Мартин взял листок, лежавший сверху, приблизил его к огню и с трудом разобрал слова:
XIX. ЗАВЕЩАНИЕ СТАРОЙ УРСУЛЫ
Прочитав этот заголовок, он невольно вздрогнул и оглянулся.
– Гм, завещание, – задумчиво повторил он, рассматривая листок бумаги с неровными строчками, выведенными неверной дрожащей рукой, – старуха не очень-то надежно спрятала свои сокровища; хотя она вряд ли предполагала, что умрет так внезапно и такой страшной смертью.
Мартин положил листок на стол и начал выкладывать на него монеты. Их оказалось около сотни. Под ними, на самом дне вазы, лежал еще один лист бумаги, сложенный вчетверо и исписанный той же дрожащей рукой. Должно быть, немало времени понадобилось старой Урсуле, чтобы составить свое завещание. Судя по различному почерку, можно было полагать, что она часто прерывала свое писание и затем через некоторое время вновь продолжала его. Однако, несмотря на разницу во времени, завещание было составлено хотя и по-своему, но весьма разумно.
«Я, Урсула Вессельмон, – так начиналось завещание, – родилась 10 января 1790 года в городе… (здесь было указано место ее рождения). Я рано потеряла своих родителей, и родные мои обо мне не заботились. Я служила у богатых людей, пока мне не минуло пятьдесят лет. Тогда стало мне трудно найти себе место, потому что никто не нуждался в старухе.
В это время могильщик кладбища Святого Павла Самуил Барцель, моложе меня несколькими годами, искал себе пожилую помощницу, говоря, что он слишком беден, чтобы жениться и содержать детей.
Все мои родные в это время уже умерли, и я поселилась у могильщика, не спрашивая его о жаловании, потому что видела, как он был беден, а я хотела иметь на старости лет лишь спокойное пристанище.
Он был странный, немного грубоватый в обращении, но в душе все-таки добрый человек. Оттого-то я и терпела от него все, даже иногда и голод; я не покидала его и даже мечтала, что он сделает меня своей женой.
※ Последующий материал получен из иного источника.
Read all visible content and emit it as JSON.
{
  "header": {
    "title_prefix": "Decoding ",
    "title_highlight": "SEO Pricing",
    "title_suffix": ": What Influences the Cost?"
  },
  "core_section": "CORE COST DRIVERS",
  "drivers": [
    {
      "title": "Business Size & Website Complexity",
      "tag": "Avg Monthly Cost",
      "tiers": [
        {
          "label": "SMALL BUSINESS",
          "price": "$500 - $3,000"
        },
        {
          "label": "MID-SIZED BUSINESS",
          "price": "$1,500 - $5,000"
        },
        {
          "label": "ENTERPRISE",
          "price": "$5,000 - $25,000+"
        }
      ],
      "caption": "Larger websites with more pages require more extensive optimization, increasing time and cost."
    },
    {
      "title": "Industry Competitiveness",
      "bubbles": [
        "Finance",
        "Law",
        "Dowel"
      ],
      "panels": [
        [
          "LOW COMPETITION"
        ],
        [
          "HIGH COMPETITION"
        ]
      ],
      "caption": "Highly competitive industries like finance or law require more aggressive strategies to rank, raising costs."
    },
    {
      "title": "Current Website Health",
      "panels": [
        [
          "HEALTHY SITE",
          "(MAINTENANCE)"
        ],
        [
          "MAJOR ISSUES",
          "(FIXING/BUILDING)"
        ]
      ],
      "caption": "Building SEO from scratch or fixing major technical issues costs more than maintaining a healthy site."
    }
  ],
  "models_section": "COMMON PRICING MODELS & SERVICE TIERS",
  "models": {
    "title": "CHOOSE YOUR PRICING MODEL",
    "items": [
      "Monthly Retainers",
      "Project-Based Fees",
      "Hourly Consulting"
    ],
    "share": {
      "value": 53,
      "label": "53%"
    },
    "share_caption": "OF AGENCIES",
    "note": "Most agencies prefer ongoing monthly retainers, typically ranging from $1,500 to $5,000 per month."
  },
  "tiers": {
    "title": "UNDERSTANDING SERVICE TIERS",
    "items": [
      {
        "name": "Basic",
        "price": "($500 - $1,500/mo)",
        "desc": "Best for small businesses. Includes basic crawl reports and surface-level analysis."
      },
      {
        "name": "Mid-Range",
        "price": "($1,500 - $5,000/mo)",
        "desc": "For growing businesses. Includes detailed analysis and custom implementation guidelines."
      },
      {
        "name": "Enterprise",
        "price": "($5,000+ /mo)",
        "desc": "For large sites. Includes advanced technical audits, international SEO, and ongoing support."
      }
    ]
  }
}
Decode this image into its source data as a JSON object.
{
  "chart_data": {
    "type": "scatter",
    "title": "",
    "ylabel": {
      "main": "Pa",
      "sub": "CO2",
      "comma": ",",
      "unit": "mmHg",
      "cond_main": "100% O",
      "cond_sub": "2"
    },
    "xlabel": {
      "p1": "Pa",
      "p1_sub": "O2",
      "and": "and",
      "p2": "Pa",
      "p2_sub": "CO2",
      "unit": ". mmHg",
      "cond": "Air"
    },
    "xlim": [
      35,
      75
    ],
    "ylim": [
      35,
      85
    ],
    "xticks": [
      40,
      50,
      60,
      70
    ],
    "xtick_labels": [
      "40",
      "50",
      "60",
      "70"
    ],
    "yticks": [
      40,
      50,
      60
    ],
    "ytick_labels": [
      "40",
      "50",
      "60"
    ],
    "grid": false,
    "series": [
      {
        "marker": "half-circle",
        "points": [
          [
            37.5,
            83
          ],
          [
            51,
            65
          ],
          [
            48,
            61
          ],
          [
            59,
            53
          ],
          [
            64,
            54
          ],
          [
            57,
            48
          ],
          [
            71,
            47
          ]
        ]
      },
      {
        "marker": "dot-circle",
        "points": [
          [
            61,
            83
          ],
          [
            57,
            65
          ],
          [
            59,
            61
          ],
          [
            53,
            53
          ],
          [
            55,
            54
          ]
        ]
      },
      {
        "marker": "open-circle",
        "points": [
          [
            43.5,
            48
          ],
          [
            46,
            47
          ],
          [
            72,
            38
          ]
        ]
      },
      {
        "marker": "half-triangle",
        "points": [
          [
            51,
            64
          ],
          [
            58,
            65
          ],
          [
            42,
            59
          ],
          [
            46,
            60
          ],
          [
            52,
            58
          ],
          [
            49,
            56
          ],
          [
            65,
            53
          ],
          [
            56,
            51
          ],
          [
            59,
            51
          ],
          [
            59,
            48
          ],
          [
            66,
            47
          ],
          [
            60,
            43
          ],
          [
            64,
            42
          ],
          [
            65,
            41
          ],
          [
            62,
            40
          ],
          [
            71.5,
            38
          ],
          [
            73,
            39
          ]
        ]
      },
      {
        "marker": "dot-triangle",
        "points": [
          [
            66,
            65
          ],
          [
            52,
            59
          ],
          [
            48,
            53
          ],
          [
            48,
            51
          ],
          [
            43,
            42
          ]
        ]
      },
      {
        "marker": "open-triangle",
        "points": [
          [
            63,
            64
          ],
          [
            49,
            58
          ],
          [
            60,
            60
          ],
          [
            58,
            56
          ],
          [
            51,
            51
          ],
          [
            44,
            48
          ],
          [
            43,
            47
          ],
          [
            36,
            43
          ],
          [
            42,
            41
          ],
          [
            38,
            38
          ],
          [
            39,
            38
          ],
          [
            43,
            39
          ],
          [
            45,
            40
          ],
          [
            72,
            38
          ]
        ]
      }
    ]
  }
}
Я прожила три или четыре года в его доме. В один прекрасный день – я помню это как вчера, было довольно холодно – ему заказали выкопать к завтрашнему дню могилу.
Самуил Барцель тотчас же принялся за работу, но земля была мерзлая, и он вынужден был работать и ночью, чтобы успеть в срок.
Он редко рыл могилы по ночам, но тут, как видно, вмешалась судьба.
Я не хотела ложиться, пока Самуил работал, и хотя было очень холодно, укуталась в платок и около полуночи вышла.
Глубокий снег лежал повсюду. Я стала искать Самуила около свежевырытой могилы, черные края которой резко выделялись среди белого снега, но его нигде не было.
Я подумала, не стоит ли он в самой могиле, и направилась туда, пробираясь между надгробьями и крестами.
Но напрасно заглядывала я в могилу, напрасно звала его – он не откликался.
Где же он мог быть?
Он никогда не уходил с кладбища, особенно ночью.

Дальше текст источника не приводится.